The chorus of Turkish officials calling for engagement with the government of Syrian President Bashar Assad is growing louder by the day. The moves are calculated to draw votes ahead of elections and weaken Kurdish aspirations for autonomy.
They are backed by Russia as it seeks to create an international coalition against its Western foes. It does not seem that the recent Turkish escalation in northern Syria will lead to obstructing the path aimed at normalizing relations between Ankara and Damascus, despite the reluctance of the parties loyal to Turkey to push this path forward, and their attempt to obstruct it in any way.

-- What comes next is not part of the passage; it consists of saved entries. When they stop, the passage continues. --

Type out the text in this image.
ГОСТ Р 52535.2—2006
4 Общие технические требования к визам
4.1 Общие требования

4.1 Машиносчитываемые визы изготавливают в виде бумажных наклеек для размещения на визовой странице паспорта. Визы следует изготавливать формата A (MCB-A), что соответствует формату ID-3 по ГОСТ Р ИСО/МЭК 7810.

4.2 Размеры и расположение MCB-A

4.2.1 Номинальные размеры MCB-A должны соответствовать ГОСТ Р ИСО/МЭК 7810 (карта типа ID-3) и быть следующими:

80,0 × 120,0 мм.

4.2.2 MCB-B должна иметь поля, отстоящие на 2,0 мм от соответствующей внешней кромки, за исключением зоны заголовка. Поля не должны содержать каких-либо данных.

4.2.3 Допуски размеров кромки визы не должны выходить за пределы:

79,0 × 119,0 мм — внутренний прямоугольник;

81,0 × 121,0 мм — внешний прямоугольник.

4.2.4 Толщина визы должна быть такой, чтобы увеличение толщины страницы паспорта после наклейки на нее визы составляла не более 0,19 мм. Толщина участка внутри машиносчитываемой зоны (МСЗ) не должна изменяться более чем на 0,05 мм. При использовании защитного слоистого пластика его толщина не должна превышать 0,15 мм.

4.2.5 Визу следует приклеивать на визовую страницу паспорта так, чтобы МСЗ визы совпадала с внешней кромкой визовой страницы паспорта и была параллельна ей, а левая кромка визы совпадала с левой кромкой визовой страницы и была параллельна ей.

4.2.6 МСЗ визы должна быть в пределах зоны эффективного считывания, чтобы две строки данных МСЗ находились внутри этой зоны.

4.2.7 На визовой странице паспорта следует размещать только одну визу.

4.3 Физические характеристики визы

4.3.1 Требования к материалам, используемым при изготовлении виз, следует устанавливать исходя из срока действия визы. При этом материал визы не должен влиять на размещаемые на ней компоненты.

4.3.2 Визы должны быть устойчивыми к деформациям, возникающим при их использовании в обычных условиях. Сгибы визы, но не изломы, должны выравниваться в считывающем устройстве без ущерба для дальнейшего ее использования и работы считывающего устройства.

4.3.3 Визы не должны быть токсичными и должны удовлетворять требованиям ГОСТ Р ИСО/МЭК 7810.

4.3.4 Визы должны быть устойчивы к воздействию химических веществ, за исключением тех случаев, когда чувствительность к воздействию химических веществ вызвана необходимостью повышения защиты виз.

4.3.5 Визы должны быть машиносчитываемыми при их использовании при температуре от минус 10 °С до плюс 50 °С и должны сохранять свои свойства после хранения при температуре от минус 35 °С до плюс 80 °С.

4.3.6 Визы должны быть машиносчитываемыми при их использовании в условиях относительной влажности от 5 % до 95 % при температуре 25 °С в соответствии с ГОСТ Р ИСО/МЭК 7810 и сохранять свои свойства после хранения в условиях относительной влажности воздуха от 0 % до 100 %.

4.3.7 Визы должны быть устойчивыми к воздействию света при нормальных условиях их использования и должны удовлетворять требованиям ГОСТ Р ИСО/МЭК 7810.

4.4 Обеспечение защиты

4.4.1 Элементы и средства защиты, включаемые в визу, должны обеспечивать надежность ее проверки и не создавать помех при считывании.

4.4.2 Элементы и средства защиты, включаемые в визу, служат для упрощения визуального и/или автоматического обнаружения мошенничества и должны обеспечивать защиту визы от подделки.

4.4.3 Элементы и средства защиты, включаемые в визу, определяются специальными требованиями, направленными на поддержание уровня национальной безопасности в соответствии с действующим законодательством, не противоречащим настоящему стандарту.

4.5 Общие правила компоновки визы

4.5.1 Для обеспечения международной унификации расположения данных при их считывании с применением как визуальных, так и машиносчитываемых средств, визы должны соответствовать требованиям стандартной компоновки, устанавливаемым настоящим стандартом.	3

Despite the persistence of differences on many points, the humanitarian file, will indeed constitute a guaranteed window for partial Syrian-Turkish cooperation. Meanwhile, The Iraqi political scene is becoming more and more ambiguous after the leader of the Sadrist movement, Muqtada al-Sadr, rejected the outcomes of the dialogue of the political forces that had called on the Sadrist movement to engage in dialogue to get out of the political crisis.
Al-Sadr, called on the Iraqi judiciary to dissolve parliament before the end of this week, stressing that his supporters will continue their sit-in near the parliament inside the Green Zone in central Baghdad. Meanwhile, Iraqs Kata'ib Hezbollah issued a statement calling on wise people to calm down, respect the judiciary, resort to the constitution and present the principle of reconciliation and peaceful solutions, instead of escalation with threats and coercions.